Bayer's offensive is part of a real war of all against all in the world of mRNA vaccines. In recent years, Pfizer, BioNTech, Moderna, Gsk and CureVac have been dragging each other through the courts, claiming different portions of the technology platform. In 2022, Moderna sued Pfizer and BioNTech in the US and Germany, accusing them of copying key elements of its mRna technology, from chemical modification of molecules to lipid nanoparticles. Pfizer and BioNTech responded by challenging the validity of Moderna's patents and requesting their invalidation, arguing that the rival was attempting to appropriate an entire technology sector.

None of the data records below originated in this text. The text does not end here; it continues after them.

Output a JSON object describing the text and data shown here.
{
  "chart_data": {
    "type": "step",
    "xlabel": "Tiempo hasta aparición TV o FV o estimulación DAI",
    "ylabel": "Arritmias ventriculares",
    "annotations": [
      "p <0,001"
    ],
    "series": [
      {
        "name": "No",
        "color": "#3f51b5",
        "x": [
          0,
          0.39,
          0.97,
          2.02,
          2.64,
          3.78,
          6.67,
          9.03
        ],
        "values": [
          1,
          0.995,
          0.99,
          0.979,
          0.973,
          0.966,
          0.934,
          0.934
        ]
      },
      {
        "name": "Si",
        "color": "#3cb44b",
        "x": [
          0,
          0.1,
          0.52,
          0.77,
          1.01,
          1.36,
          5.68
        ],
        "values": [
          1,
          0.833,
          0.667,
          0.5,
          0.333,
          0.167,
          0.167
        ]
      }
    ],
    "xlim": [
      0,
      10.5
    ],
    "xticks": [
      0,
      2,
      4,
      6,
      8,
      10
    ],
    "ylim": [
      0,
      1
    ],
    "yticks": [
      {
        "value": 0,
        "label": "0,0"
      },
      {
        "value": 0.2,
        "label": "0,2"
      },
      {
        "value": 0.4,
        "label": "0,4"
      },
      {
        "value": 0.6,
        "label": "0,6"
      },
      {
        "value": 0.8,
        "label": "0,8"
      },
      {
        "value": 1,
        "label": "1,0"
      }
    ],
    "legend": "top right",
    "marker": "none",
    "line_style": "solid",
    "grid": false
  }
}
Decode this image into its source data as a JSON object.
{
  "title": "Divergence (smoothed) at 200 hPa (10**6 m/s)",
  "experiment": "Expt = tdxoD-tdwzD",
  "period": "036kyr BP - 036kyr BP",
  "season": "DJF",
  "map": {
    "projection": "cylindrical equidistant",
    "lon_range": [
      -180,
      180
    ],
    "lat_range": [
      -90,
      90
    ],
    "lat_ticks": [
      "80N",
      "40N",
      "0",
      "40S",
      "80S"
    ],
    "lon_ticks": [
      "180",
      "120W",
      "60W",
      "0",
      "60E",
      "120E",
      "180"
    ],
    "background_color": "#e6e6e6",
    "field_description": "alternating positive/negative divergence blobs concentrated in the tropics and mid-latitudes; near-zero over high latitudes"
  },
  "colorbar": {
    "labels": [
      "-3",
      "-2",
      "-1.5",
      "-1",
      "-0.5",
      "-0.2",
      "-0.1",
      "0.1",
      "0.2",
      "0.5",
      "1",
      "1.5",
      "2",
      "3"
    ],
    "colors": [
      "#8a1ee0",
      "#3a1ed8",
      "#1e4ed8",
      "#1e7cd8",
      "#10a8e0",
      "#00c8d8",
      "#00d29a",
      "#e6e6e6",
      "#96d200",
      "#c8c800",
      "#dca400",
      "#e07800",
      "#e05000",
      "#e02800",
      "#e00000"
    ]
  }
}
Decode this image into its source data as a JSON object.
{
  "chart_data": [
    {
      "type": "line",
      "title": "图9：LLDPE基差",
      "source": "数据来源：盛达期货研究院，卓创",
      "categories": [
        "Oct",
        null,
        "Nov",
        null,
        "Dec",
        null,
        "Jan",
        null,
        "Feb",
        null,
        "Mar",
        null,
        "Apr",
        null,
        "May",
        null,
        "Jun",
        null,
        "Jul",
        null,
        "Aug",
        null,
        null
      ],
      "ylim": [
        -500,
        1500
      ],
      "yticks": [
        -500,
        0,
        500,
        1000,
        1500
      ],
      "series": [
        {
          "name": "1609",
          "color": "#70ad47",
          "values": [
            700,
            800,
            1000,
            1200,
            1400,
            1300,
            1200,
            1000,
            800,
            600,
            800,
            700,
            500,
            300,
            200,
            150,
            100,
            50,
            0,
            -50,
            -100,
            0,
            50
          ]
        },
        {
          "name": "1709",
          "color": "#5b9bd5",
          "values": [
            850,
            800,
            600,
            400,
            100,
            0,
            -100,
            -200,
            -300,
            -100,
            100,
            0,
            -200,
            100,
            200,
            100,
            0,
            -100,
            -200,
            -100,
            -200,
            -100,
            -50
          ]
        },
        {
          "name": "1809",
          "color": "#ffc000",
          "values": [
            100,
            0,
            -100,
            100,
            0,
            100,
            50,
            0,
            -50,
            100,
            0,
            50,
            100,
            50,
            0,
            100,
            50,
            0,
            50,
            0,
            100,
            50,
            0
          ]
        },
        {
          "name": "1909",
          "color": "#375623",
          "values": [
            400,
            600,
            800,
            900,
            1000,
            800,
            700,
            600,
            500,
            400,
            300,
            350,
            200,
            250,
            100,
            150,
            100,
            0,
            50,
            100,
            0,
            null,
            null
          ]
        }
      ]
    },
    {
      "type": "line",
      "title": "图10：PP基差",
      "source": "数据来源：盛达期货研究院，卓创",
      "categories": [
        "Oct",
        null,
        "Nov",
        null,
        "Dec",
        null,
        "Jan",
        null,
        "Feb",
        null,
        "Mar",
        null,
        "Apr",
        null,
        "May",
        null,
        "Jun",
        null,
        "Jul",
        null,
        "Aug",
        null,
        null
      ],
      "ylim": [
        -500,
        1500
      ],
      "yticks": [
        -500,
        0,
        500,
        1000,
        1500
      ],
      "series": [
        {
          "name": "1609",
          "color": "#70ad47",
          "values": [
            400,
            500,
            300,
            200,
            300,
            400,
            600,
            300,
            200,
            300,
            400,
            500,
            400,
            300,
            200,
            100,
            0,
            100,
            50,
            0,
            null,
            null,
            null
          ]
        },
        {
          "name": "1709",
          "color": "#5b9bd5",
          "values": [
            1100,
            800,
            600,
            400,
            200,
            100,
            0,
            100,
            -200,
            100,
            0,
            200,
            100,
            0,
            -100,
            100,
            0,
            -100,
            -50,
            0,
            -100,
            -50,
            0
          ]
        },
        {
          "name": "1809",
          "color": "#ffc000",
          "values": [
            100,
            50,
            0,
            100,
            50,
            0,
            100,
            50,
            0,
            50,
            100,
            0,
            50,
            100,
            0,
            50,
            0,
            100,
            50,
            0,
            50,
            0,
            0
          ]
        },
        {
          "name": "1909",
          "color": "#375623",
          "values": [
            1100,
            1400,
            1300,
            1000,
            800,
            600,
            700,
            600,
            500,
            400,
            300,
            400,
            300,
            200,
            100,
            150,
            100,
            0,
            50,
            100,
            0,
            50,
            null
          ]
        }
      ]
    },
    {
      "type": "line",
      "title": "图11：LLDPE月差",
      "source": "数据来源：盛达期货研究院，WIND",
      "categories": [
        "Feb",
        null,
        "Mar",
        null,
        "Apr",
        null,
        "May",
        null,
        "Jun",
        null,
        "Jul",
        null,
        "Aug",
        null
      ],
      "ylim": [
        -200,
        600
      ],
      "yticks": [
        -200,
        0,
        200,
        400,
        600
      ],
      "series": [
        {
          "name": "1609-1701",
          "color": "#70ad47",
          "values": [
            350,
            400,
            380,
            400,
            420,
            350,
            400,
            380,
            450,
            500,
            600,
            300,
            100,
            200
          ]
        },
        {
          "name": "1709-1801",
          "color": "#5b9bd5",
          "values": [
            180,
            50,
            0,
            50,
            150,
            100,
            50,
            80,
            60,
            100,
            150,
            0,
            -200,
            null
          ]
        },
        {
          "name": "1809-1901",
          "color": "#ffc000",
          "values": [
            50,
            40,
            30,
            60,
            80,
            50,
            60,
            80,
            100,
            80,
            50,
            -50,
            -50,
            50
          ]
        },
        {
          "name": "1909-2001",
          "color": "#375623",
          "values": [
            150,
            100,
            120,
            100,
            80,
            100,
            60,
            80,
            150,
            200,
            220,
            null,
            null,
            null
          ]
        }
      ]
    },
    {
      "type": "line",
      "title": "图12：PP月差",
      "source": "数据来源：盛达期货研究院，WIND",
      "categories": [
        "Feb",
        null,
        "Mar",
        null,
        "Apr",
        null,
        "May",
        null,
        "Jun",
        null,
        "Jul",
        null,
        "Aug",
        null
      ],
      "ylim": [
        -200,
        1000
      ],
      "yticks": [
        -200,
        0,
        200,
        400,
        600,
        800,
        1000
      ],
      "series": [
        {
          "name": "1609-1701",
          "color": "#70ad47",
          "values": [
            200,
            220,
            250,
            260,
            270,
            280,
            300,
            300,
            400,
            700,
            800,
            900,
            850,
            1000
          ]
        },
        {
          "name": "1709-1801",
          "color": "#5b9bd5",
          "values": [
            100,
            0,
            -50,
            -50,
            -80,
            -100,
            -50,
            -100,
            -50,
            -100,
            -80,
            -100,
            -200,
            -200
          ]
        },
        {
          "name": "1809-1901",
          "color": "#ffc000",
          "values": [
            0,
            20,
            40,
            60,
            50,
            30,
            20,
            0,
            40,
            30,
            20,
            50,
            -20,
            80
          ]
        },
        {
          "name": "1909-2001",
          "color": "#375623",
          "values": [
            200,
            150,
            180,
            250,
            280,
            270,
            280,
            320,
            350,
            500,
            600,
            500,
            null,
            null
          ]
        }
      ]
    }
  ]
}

At the same time, CureVac - another German biotech pioneering mRNA - started a long legal battle against BioNTech, which resulted in a settlement involving Gsk in 2025. The settlement provided for upfront payments, royalties and cross-licensing, with no admission of liability, but showed how the value of patents had become a central economic lever in the post-pandemic phase. Gsk, for its part, has sued both Pfizer-BioNTech and Moderna, claiming that the mRna technology underpinning the Covid and Rsv vaccines stems from research acquired through the purchase of Novartis' vaccine business in 2015. A web of lawsuits that continues to widen as the Covid vaccine market shrinks dramatically after moving from pandemic to endemic.

The cause in Bayer's restructuring

The legal move comes at an extremely delicate time for Bayer. The group is going through a deep restructuring phase, marked by heavy losses in 2023 and 2024 and a still unwieldy legal legacy related to the Monsanto acquisition and the glyphosate lawsuits. More than 67,000 proceedings are still pending in the US, despite the fact that the group has already awarded and paid out more than USD 10 billion in damages and settlements. The Crop Science division remains the main sticking point as the new management attempts to relaunch the group with cost cuts, reorganisations and a more aggressive strategy on intellectual property exploitation. On the pharmaceutical front, the company is betting on the new generation of medicines - from the renal treatment Kerendia to the oncology drug Nubeqa - and is counting on the recent FDA green light for its new menopause product, Lynkuet, to boost future growth. The market is watching closely: some quarterly results for 2025 have exceeded expectations, but Bayer's future remains tied to its ability to settle major legal disputes and turn innovation - even that born decades ago in Monsanto laboratories - into a source of economic stability.